源泉徴収票とよく混同される書類に支払調書があります。その違いを簡単に言うと、源泉徴収票は「給与所得・退職所得を支払った場合に作成するもの」に対して、支払調書は「給与や退職金ではなく、報酬・料金・契約金などのうち、法律で定められた一定のものを支払ったさいに作成するもの」となります。

つまり、アルバイトの方も含めた従業員の方に作成するのが源泉徴収票で、外注先などの事業者に作成するのが支払調書です。

国税庁によれば、支払調書は「報酬、料金、契約金および賞金の支払調書」となります。弁護士や税理士、会計士に対する報酬、ライターに対する原稿料、イラストレーターに対するイラスト料、講演料などがこれに該当します。

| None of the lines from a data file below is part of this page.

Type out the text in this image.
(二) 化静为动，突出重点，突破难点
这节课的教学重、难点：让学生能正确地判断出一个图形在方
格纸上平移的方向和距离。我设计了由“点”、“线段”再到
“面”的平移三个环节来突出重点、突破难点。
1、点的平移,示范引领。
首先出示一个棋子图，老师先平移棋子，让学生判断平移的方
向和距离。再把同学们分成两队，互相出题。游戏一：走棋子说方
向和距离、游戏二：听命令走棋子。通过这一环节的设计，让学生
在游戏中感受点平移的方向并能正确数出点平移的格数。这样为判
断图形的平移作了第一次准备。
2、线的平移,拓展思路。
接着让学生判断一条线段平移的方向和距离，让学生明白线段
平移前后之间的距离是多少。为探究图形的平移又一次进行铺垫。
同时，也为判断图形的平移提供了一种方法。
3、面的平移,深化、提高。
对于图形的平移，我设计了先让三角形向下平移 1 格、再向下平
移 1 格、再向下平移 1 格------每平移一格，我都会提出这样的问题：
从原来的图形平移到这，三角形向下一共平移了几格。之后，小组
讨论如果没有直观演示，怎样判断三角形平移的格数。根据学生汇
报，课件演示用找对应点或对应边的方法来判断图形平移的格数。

源泉徴収義務者であって、1年間でその支払った人に対する金額が5万円以上となる場合、翌年1月31日までに支払調書を税務署に提出しなければなりません。

支払調書の対象となる報酬はこのほか、「外交員、電力量計の検針人、プロボクサー、キャバレーなどのホステスに対する報酬、料金」「馬主に支払う競馬の賞金」「プロ野球選手、プロサッカー選手に支払う報酬、契約金」「社会保険診療報酬支払基金が支払う診療報酬」となっています。

なお、源泉徴収票を作成して、従業員の方に交付することは法律で義務付けられていますが、支払調書は必ずしも相手に交付する必要がありません。あまりに多くの外注先がある場合など、交付による負担が大きいようであれば交付しないことを検討してもいいでしょう。